As of the end of June this year, the cumulative evaluation loss on securities among foreign real estate investment assets amounted to 45.7 trillion won with a total of -2.36 percent.

However, the scale of overseas real estate investments by domestic financial institutions is a mere 0.8 percent compared to the total financial sector assets of 6,762.5 trillion won. Considering the sound capital ratios of financial institutions and their capacity to absorb losses, the impact of losses from alternative investments in overseas real estate on the financial system is assessed as limited.
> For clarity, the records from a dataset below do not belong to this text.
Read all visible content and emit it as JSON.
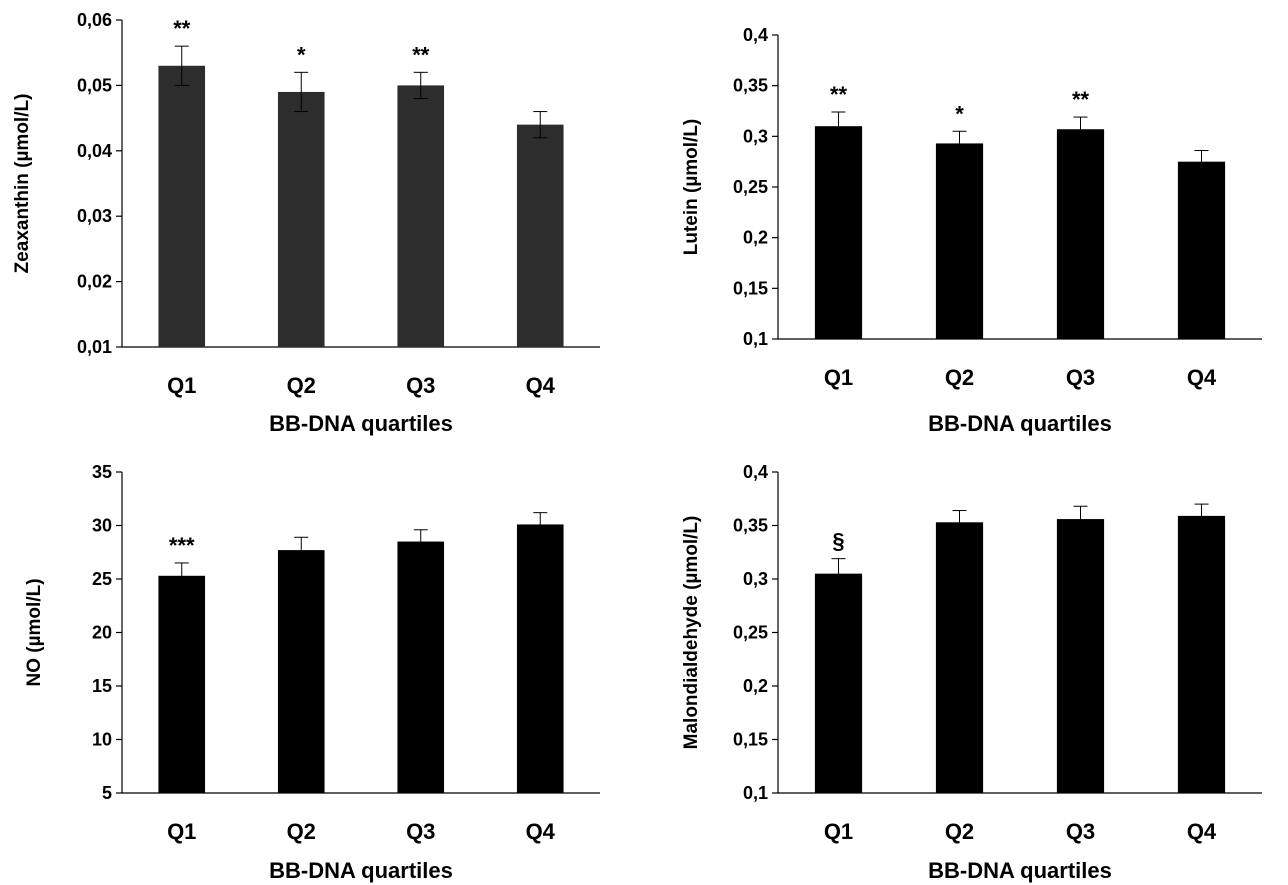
{
  "chart_data": [
    {
      "type": "bar",
      "panel": "top-left",
      "xlabel": "BB-DNA quartiles",
      "ylabel": "Zeaxanthin (µmol/L)",
      "categories": [
        "Q1",
        "Q2",
        "Q3",
        "Q4"
      ],
      "values": [
        0.053,
        0.049,
        0.05,
        0.044
      ],
      "errors": [
        0.003,
        0.003,
        0.002,
        0.002
      ],
      "annotations": [
        "**",
        "*",
        "**",
        ""
      ],
      "ylim": [
        0.01,
        0.06
      ],
      "yticks": [
        0.01,
        0.02,
        0.03,
        0.04,
        0.05,
        0.06
      ],
      "ytick_labels": [
        "0,01",
        "0,02",
        "0,03",
        "0,04",
        "0,05",
        "0,06"
      ],
      "bar_color": "#2d2d2d"
    },
    {
      "type": "bar",
      "panel": "top-right",
      "xlabel": "BB-DNA quartiles",
      "ylabel": "Lutein  (µmol/L)",
      "categories": [
        "Q1",
        "Q2",
        "Q3",
        "Q4"
      ],
      "values": [
        0.31,
        0.293,
        0.307,
        0.275
      ],
      "errors": [
        0.014,
        0.012,
        0.012,
        0.011
      ],
      "annotations": [
        "**",
        "*",
        "**",
        ""
      ],
      "ylim": [
        0.1,
        0.4
      ],
      "yticks": [
        0.1,
        0.15,
        0.2,
        0.25,
        0.3,
        0.35,
        0.4
      ],
      "ytick_labels": [
        "0,1",
        "0,15",
        "0,2",
        "0,25",
        "0,3",
        "0,35",
        "0,4"
      ],
      "bar_color": "#000000"
    },
    {
      "type": "bar",
      "panel": "bottom-left",
      "xlabel": "BB-DNA quartiles",
      "ylabel": "NO (µmol/L)",
      "categories": [
        "Q1",
        "Q2",
        "Q3",
        "Q4"
      ],
      "values": [
        25.3,
        27.7,
        28.5,
        30.1
      ],
      "errors": [
        1.2,
        1.2,
        1.1,
        1.1
      ],
      "annotations": [
        "***",
        "",
        "",
        ""
      ],
      "ylim": [
        5,
        35
      ],
      "yticks": [
        5,
        10,
        15,
        20,
        25,
        30,
        35
      ],
      "ytick_labels": [
        "5",
        "10",
        "15",
        "20",
        "25",
        "30",
        "35"
      ],
      "bar_color": "#000000"
    },
    {
      "type": "bar",
      "panel": "bottom-right",
      "xlabel": "BB-DNA quartiles",
      "ylabel": "Malondialdehyde  (µmol/L)",
      "categories": [
        "Q1",
        "Q2",
        "Q3",
        "Q4"
      ],
      "values": [
        0.305,
        0.353,
        0.356,
        0.359
      ],
      "errors": [
        0.014,
        0.011,
        0.012,
        0.011
      ],
      "annotations": [
        "§",
        "",
        "",
        ""
      ],
      "ylim": [
        0.1,
        0.4
      ],
      "yticks": [
        0.1,
        0.15,
        0.2,
        0.25,
        0.3,
        0.35,
        0.4
      ],
      "ytick_labels": [
        "0,1",
        "0,15",
        "0,2",
        "0,25",
        "0,3",
        "0,35",
        "0,4"
      ],
      "bar_color": "#000000"
    }
  ]
}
The FSS stated, “The maturity schedule is evenly distributed across different time frames, so there is an expectation that losses will not be concentrated at specific points even in the event of a decline in overseas real estate prices. In particular, out of the 14.1 trillion won that matures by the end of 2024, 10.9 trillion won, or 77.3 percent, was invested prior to the sharp increase in overseas real estate prices in 2019. Therefore, the level of risk for price declines is relatively low.”

Financial authorities plan to strengthen oversight of alternative investments in foreign real estate by domestic firms through conducting close inspections on individual investment details and enhancing their ability to absorb losses, ensuring effective management.